Psychological issues that can arise from a range of skin conditions are fuelling the rise and importance of psychodermatology
Anxiety, depression and obsessive compulsive disorder can all go hand in hand with chronic skin conditions, either as a by-product of a skin issue or even as the catalyst for one. In our increasingly visual culture, the pressure to have perfect, flawless skin mounts every day, as does misinformation about good skin health practices.
Psychodermatology has long been included on the medical curriculum, but it’s finally starting to emerge as a field in its own right as a response to a growing mental health crisis.
It got to the point where I’d be waking up and immediately rushing to look in the mirror with a feeling of dread
“I would say the majority of my patients have an underlying mental health concern,” says consultant dermatologist Dr Anjali Mahto. “It’s hard not to when you’re battling a chronic skin condition that has a tendency to flare up at the worst possible times. A lot of the problems can centre around feelings of control or lack thereof.
“If you have a chronic skin condition like acne or rosacea that has no ‘cure’ so to speak, that can be really hard to deal with psychologically. It’s unpredictable and you can end up planning your life around your ‘good skin days’.”
Treating patients with skin diseases
As a teenager, Dr Mahto struggled with acne herself and says she saw countless dermatologists, “some good, some not so good”, and uses her own experiences to inform how she talks to patients. “I know every trick in the book. When a patient comes in with huge sunglasses or a hat on, or tries to hide behind their hair or won’t make eye contact, these are all really good indicators there’s there’s a deeper self-esteem issue to be addressed.”
Dr Paul Charlson, president of the British College of Aesthetic Medicine, says: “There are a few dedicated psychodermatology units up and down the country, but on the whole it’s something everyone needs to be mindful of.
“When I do a consultation with a new patient, body dysmorphia is part of the test. You look for those verbal and non-verbal clues. Part of the therapeutic relationship is supporting a patient and making sure they don’t lose faith.”
Some of the most pressing psychological issues that go along with skin conditions are anxiety and depression, though some OCD-type conditions can manifest via the skin. For example, dermatillomania, or compulsive picking of the skin, or acne excoriée, where a patient scratches and gouges at their spots, causing scarring.
The emotional impact of skin conditions
Hannah C, 27, began private treatment for her rosacea after she found herself increasingly saddened and frustrated by the unpredictable nature of her skin.
“It got to the point where I’d be waking up and immediately rushing to look in the mirror with a feeling of dread. I never knew if it was going to be a good or bad day for my skin. I just didn’t feel like myself anymore and I couldn’t relax. If I went out with friends, I didn’t want to talk much or be looked at; I just felt shy all the time and like I wanted to be alone,” she says.
After a course of antibiotic gel from her doctor, Hannah took the plunge and went for private treatments, which she estimates have cost more than £1,000. “I then struggled with feeling like I was being so vain for even caring, but I also felt so ugly and I hated it,” she says.
“My dermatologist is a woman and she’s always been really reassuring, but as I see her in a hospital, it still feels a bit clinical to me. And while my skin is good now and I largely feel optimistic, I know if I had a relapse, I’d probably go back to feeling awful again.”
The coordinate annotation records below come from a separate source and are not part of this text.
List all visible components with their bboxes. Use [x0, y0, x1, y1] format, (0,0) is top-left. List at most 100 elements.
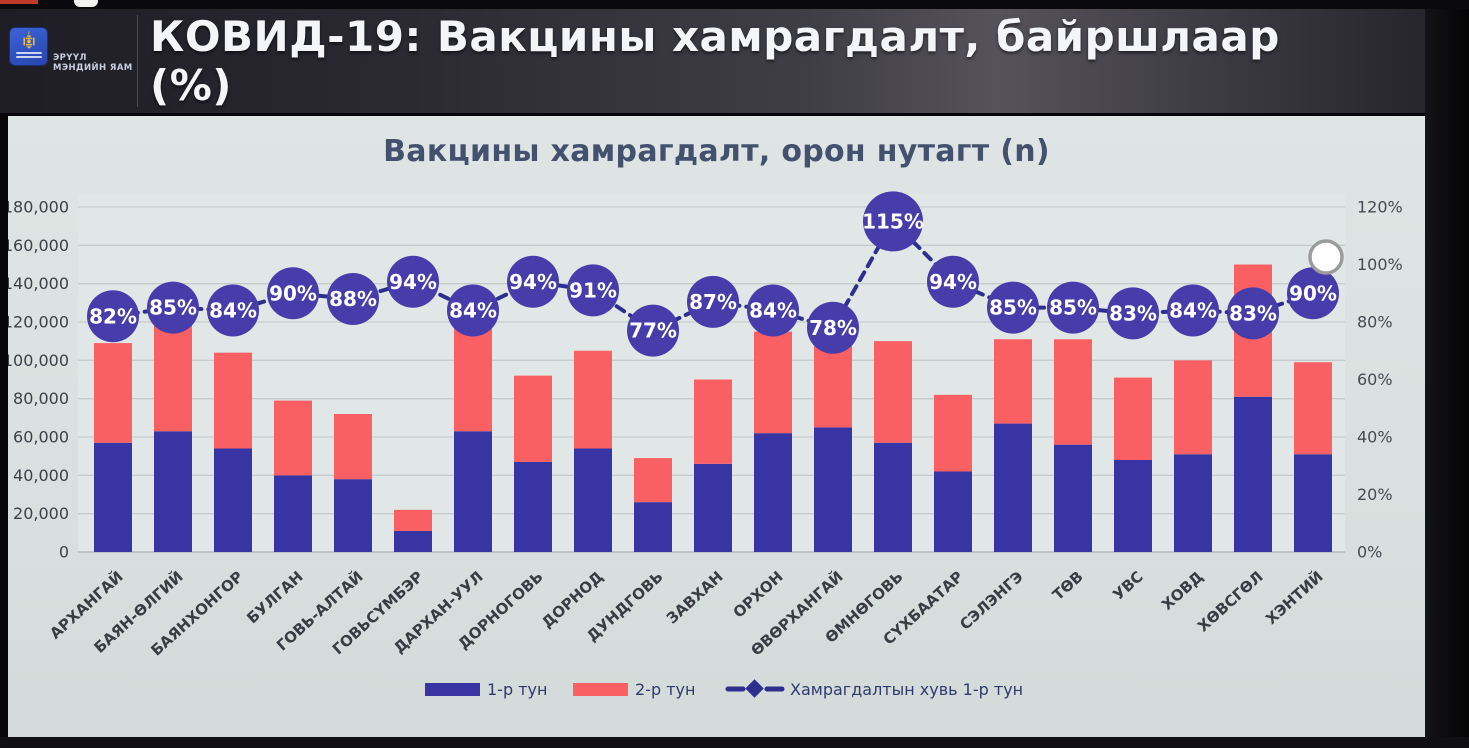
pct-label-БУЛГАН: 90%: [269, 281, 317, 305]
page-title: КОВИД-19: Вакцины хамрагдалт, байршлаар …: [150, 12, 1280, 110]
pct-bubble-ГОВЬ-АЛТАЙ: [327, 273, 379, 325]
left-axis-tick: 180,000: [8, 198, 69, 217]
pct-bubble-ГОВЬСҮМБЭР: [387, 255, 439, 308]
bar-dose2-ОРХОН: [754, 331, 792, 434]
bar-dose1-ДУНДГОВЬ: [634, 502, 672, 552]
right-axis-tick: 40%: [1357, 428, 1393, 447]
vaccination-coverage-chart: 0 20,000 40,000 60,000 80,000 100,000 120,000 1…: [8, 191, 1403, 699]
pct-bubble-ДАРХАН-УУЛ: [447, 284, 499, 337]
pct-label-АРХАНГАЙ: 82%: [89, 304, 137, 328]
bar-dose2-СҮХБААТАР: [934, 394, 972, 472]
bar-dose1-ДОРНОД: [574, 448, 612, 552]
header-divider: [137, 15, 138, 107]
pct-bubble-БАЯНХОНГОР: [207, 284, 259, 337]
x-label-ХӨВСГӨЛ: ХӨВСГӨЛ: [1194, 568, 1267, 636]
bar-dose1-ОРХОН: [754, 433, 792, 552]
pct-bubble-ӨВӨРХАНГАЙ: [807, 301, 859, 354]
right-axis-tick: 80%: [1357, 313, 1393, 332]
pct-bubble-СЭЛЭНГЭ: [987, 281, 1039, 334]
pct-bubble-СҮХБААТАР: [927, 255, 979, 308]
x-label-ЗАВХАН: ЗАВХАН: [663, 568, 727, 628]
pct-label-ГОВЬ-АЛТАЙ: 88%: [329, 287, 377, 311]
pct-label-ТӨВ: 85%: [1049, 296, 1097, 320]
left-axis-tick: 100,000: [8, 351, 69, 370]
pct-bubble-УВС: [1107, 287, 1159, 340]
screen-bottom-bezel: [0, 737, 1469, 748]
pct-bubble-ОРХОН: [747, 284, 799, 337]
pct-label-ХЭНТИЙ: 90%: [1289, 281, 1337, 305]
pct-label-ДУНДГОВЬ: 77%: [629, 319, 677, 343]
bar-dose1-АРХАНГАЙ: [94, 442, 132, 552]
x-label-СЭЛЭНГЭ: СЭЛЭНГЭ: [956, 568, 1026, 634]
legend-label-dose1: 1-р тун: [487, 680, 547, 699]
right-axis-tick: 60%: [1357, 370, 1393, 389]
slide-content: Вакцины хамрагдалт, орон нутагт (n) 0 20,…: [8, 116, 1425, 737]
pct-label-ӨМНӨГОВЬ: 115%: [862, 209, 924, 233]
left-axis-tick: 40,000: [13, 466, 69, 485]
red-sliver: [0, 0, 38, 4]
pct-label-СЭЛЭНГЭ: 85%: [989, 296, 1037, 320]
bar-dose1-ХӨВСГӨЛ: [1234, 396, 1272, 552]
bar-dose1-ӨВӨРХАНГАЙ: [814, 427, 852, 552]
pct-label-БАЯНХОНГОР: 84%: [209, 299, 257, 323]
bar-dose2-ТӨВ: [1054, 339, 1092, 445]
bar-dose1-БУЛГАН: [274, 475, 312, 552]
pct-bubble-БУЛГАН: [267, 267, 319, 320]
right-axis-tick: 100%: [1357, 255, 1403, 274]
bar-dose2-ДОРНОД: [574, 350, 612, 449]
bar-dose2-ӨВӨРХАНГАЙ: [814, 343, 852, 428]
pct-bubble-ХЭНТИЙ: [1287, 267, 1339, 320]
bar-dose1-ГОВЬ-АЛТАЙ: [334, 479, 372, 552]
soyombo-emblem-icon: [22, 31, 35, 49]
left-axis-tick: 20,000: [13, 504, 69, 523]
pct-label-ДОРНОГОВЬ: 94%: [509, 270, 557, 294]
logo-caption: ЭРҮҮЛ МЭНДИЙН ЯАМ: [53, 53, 133, 73]
bar-dose2-ХЭНТИЙ: [1294, 362, 1332, 455]
pointer-circle: [1308, 239, 1344, 275]
chart-title: Вакцины хамрагдалт, орон нутагт (n): [383, 134, 1050, 169]
logo-caption-line1: ЭРҮҮЛ: [53, 53, 87, 63]
pct-label-БАЯН-ӨЛГИЙ: 85%: [149, 296, 197, 320]
bar-dose1-БАЯНХОНГОР: [214, 448, 252, 552]
pct-label-ОРХОН: 84%: [749, 299, 797, 323]
pct-label-ДОРНОД: 91%: [569, 278, 617, 302]
bar-dose2-ХОВД: [1174, 360, 1212, 455]
pct-bubble-ДОРНОД: [567, 264, 619, 317]
left-axis-tick: 120,000: [8, 313, 69, 332]
logo-caption-line2: МЭНДИЙН ЯАМ: [53, 63, 133, 73]
bar-dose2-БАЯНХОНГОР: [214, 352, 252, 449]
pct-bubble-ХӨВСГӨЛ: [1227, 287, 1279, 340]
bar-dose1-СҮХБААТАР: [934, 471, 972, 552]
legend-label-coverage: Хамрагдалтын хувь 1-р тун: [790, 680, 1023, 699]
pct-label-ГОВЬСҮМБЭР: 94%: [389, 270, 437, 294]
white-highlight-dot: [74, 0, 98, 7]
bar-dose2-АРХАНГАЙ: [94, 343, 132, 443]
left-axis-tick: 160,000: [8, 236, 69, 255]
bar-dose2-ДУНДГОВЬ: [634, 458, 672, 503]
right-axis-tick: 20%: [1357, 485, 1393, 504]
legend-swatch-dose1: [425, 683, 480, 696]
x-label-ХОВД: ХОВД: [1158, 568, 1207, 614]
slide-header: ЭРҮҮЛ МЭНДИЙН ЯАМ КОВИД-19: Вакцины хамр…: [0, 9, 1469, 113]
bar-dose1-ГОВЬСҮМБЭР: [394, 530, 432, 552]
bar-dose2-БУЛГАН: [274, 400, 312, 476]
pct-bubble-БАЯН-ӨЛГИЙ: [147, 281, 199, 334]
bar-dose1-БАЯН-ӨЛГИЙ: [154, 431, 192, 552]
pct-label-ЗАВХАН: 87%: [689, 290, 737, 314]
pct-label-ХӨВСГӨЛ: 83%: [1229, 301, 1277, 325]
pct-bubble-АРХАНГАЙ: [87, 290, 139, 343]
bar-dose1-УВС: [1114, 460, 1152, 552]
x-label-ОРХОН: ОРХОН: [730, 568, 787, 622]
bar-dose1-ДОРНОГОВЬ: [514, 461, 552, 552]
left-axis-tick: 0: [59, 543, 69, 562]
right-axis-tick: 120%: [1357, 198, 1403, 217]
pct-label-ХОВД: 84%: [1169, 299, 1217, 323]
bar-dose1-ТӨВ: [1054, 444, 1092, 552]
legend-line-marker: [745, 679, 764, 698]
left-axis-tick: 60,000: [13, 428, 69, 447]
pct-bubble-ТӨВ: [1047, 281, 1099, 334]
pct-bubble-ЗАВХАН: [687, 275, 739, 328]
bar-dose2-УВС: [1114, 377, 1152, 460]
pct-bubble-ДУНДГОВЬ: [627, 304, 679, 357]
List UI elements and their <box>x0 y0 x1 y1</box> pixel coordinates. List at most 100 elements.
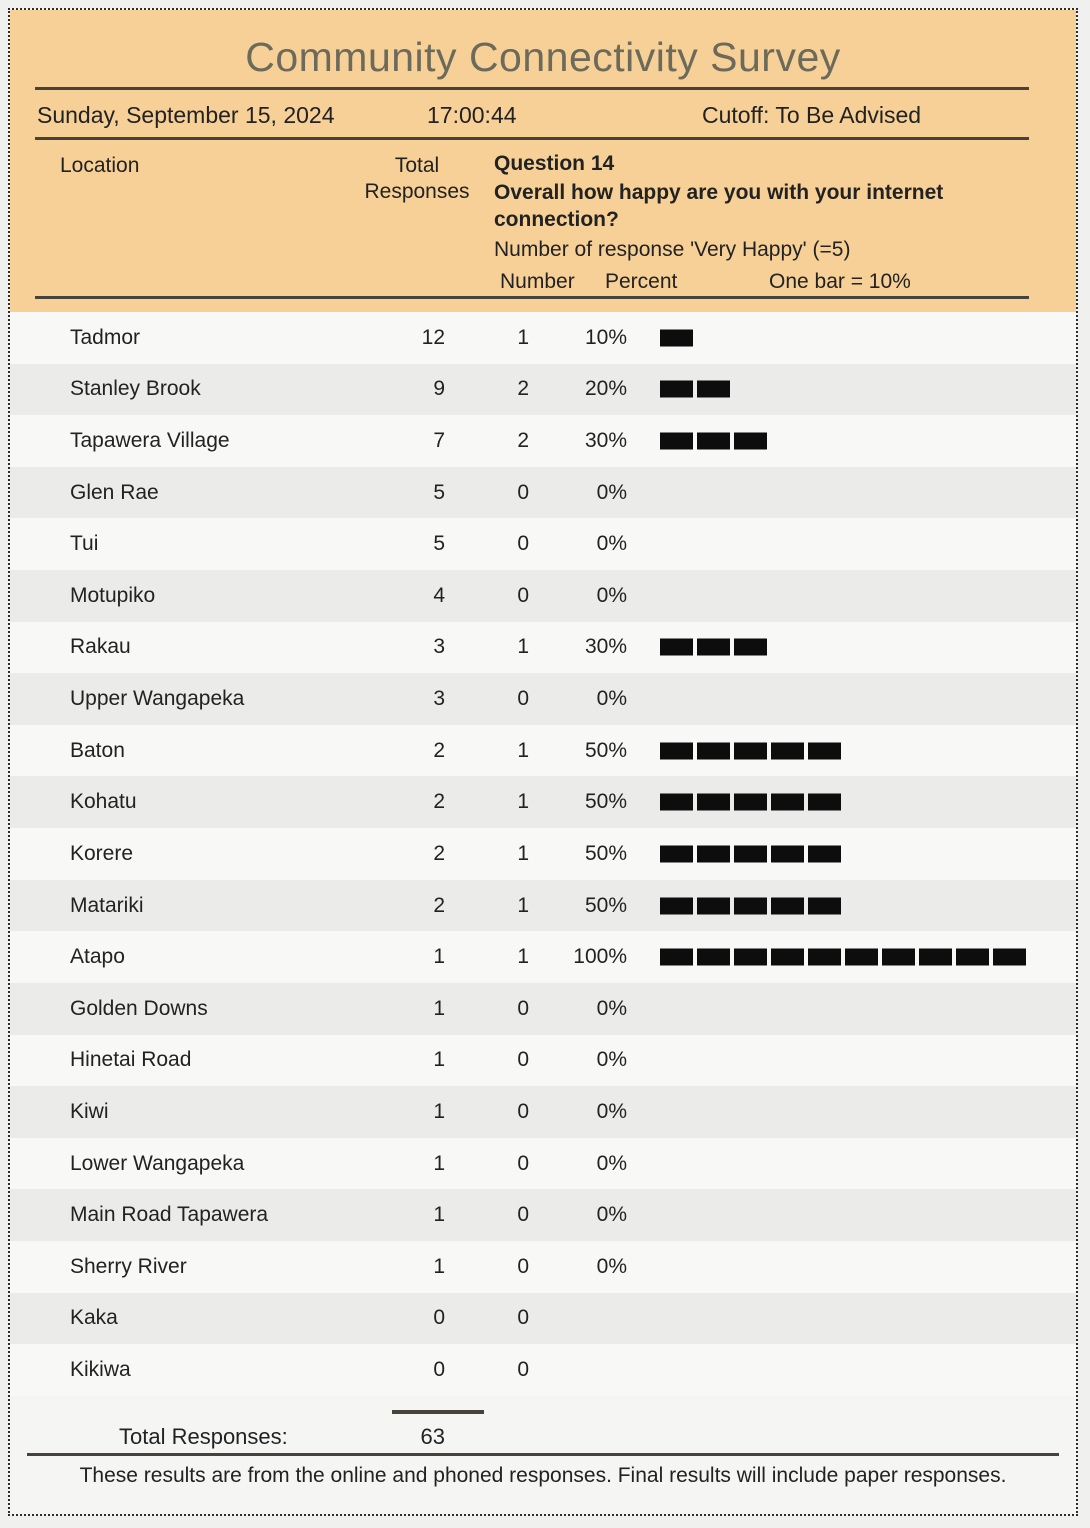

Access to care is a major issue
As Hannah experienced, access to care remains an issue. Dr Angelika Razzaque at the Primary Care Dermatology Society explains: “Waiting times to see a GP vary from same day for acute or emergency issues to weeks for routine appointments, so increasingly online advice is being sought, or just asking family or peers.
“Also, patients often have a bad experience as GPs are not trained in dermatology, which is a paradox given that 25 per cent of consultations are skin related. Patients often perceive their skin condition possibly as minor compared to more serious problems, such as diabetes or heart disease, and yet most people with skin conditions have worse mental health than people with diabetes.”
Dermatologists must provide psychological support
Of course, the beauty and skincare industries have seized the skin positivity message, with brands such as CVS, SPKTRM and Lady Gaga-owned Haus Beauty eschewing retouching for their advertising.
Both Dr Charlson and Dr Mahto say it’s their responsibility to look for warning signs of suffering in a patient and refer them to a specialist where necessary. Dr Mahto offers “almost all” her patients psychiatric or psychological referrals to ensure their needs are being met.
“I ask them, ‘Do you feel ashamed of your skin? Is it a big deal for you to be here without make-up on?’ Those kinds of questions can provide a valuable window into someone’s mental state,” she says.
The duty of care for a patient with a chronic skin condition goes beyond just the superficial and as pressures continue to mount, thanks to our increasingly visual culture, practitioners will need to take a holistic view to ensure they support patients in mind as well as body.